Further, if a tenant is being evicted for non-payment of rent, the tenant is allowed to prevent the eviction if they cure the non-payment. Moreover, a tenant without a lease has the right to cure the non-payment within 10 days after receipt of the notice, provided that they have not received a notice to quit for non-payment within the last twelve months. If the landlord fails to give tenant notice of these curative rights, the tenant can cure the non-payment up to the answer date; however, this does not otherwise affect the validity of the notice. Subsequently, a tenant under a lease has the right to cure the non-payment up to the answer date, and is not limited in the number of times they can cure.

While drafting notices to quit for clients, and as a meticulous attorney, one must look out for whether the notice has the wrong statutory notice period, the tenancy was terminated on the wrong day, a 14-day notice to quit was served (especially when the non-payment is for a failure to pay an unaccepted rent increase), and when the notice to quit fails to state a reason when one is required. Further, Rule 2(d) as stated in the Uniform Summary Process guide requires that the Plaintiff state the reason(s) for eviction on the Summons and Complaint with sufficient particularity and completeness because it enables a defendant to understand the reasons for the requested eviction, and the facts underlying those reasons.

Sometimes the landlord is attempting to evict the tenant for grounds that were not previously stated in the notice to quit. In this case, the landlord is confined to the grounds assigned in his notice to quit. It is extremely important for the landlord to be certain that the reason for the eviction is the same reason expressed in the notice to quit U.S.P.R. 2(d).1

In Massachusetts, some landlords are going about serving the tenants in the wrong way. It has been common practice for many landlords to serve the tenant with a 14-day notice to quit concurrent with a 30-day notice to quit. This practice is improper. It has long been the law in this Commonwealth that a landlord "may not blow hot and blow cold, and must choose one position and stick with it, whereby tenants are entitled under state law to unequivocal notices from their landlords."2

By sending these two notices to quit simultaneously, or within days apart, a landlord sends a mixed message to the tenant about the status of his or her tenancy, the timing of its termination, and whether there were steps he or she could take to reinstate the tenancy.3 In this instance, the two notices cannot be read consistently with one another, as they deprive the tenant of his or her statutory cure rights to reinstate the tenancy. As the landlord's notice indicates, he will proceed with eviction based on the first notice, even if tenant pays the outstanding rent by the curative deadlines. This practice should be discouraged by landlords, and thus challenged by tenants.

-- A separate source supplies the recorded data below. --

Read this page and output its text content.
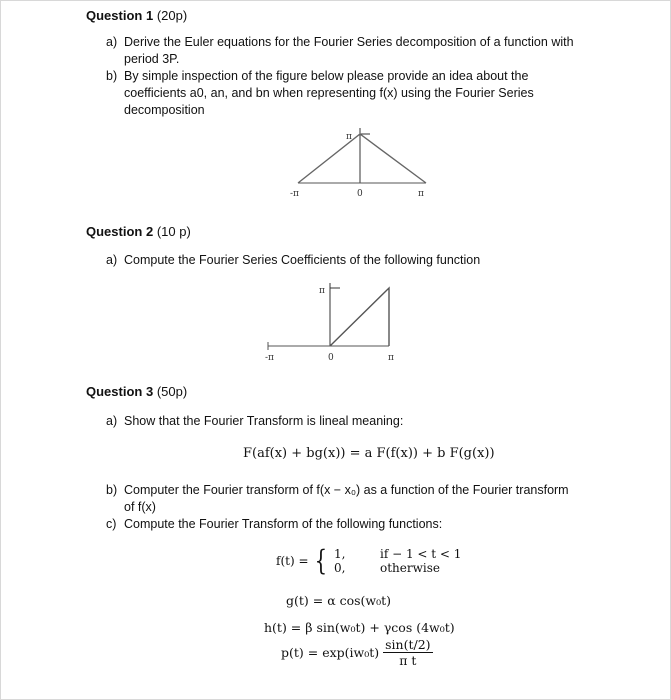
Question 1 (20p)
a) Derive the Euler equations for the Fourier Series decomposition of a function with
period 3P.
b) By simple inspection of the figure below please provide an idea about the
coefficients a0, an, and bn when representing f(x) using the Fourier Series
decomposition
π
-π	0	π
Question 2 (10 p)
a) Compute the Fourier Series Coefficients of the following function
π
-π	0	π
Question 3 (50p)
a) Show that the Fourier Transform is lineal meaning:
F(af(x) + bg(x)) = a F(f(x)) + b F(g(x))
b) Computer the Fourier transform of f(x − x₀) as a function of the Fourier transform
of f(x)
c) Compute the Fourier Transform of the following functions:
f(t) = { 1,	if − 1 < t < 1
0,	otherwise
g(t) = α cos(w₀t)
h(t) = β sin(w₀t) + γcos (4w₀t)
$p(t) = \exp(iw_0t) \frac{\sin(t/2)}{\text{π t}}$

When a tenant or the tenant's attorney effectively argues one of these procedural motions to dismiss, the adjudication will not be on the merits, thereby leaving the landlord to re-commence suite. Thus the tenant's only value is one of a transactional time of delay, given that the landlord must start the summary process anew.

Many times in a summary process case, the tenant's greatest gift and desire is to be given more time in order to find suitable housing accommodations. Therefore, utilizing these procedural defenses as a tenant's attorney is a valuable tool, and is in the best interests of your client. Accordingly, the gift of time is also very important to both the landlord and the landlord's attorney. Mastering these rules will effectively avoid refilling out forms and wasting precious time.

 

1See Roseman v. Day, 345 Mass. 93, 98  (1962); Strycharski v. Spillane, 320 Mass. 382, 384-85  (1946); Flaschner Judicial Institute, Residential Summary Process Bench Book (1991) citing Tuttle v. Bean, 54 Mass. 275 (1847).  See also Pine Grove Village, Inc. v. Cardullo, 2001 Mass. App. Div. 234, 235(holding that it is incumbent upon owner to establish that tenant committed those violations of the terms of the lease specifically identified and alleged in the notice to quit).

2Maguire v. Haddad,325 Mass. 590, 593 (1950).

3See Thomas v. Pelletier, Hampden Housing Court, SP2006-S87 (Abrash kin, J., May 23, 1987).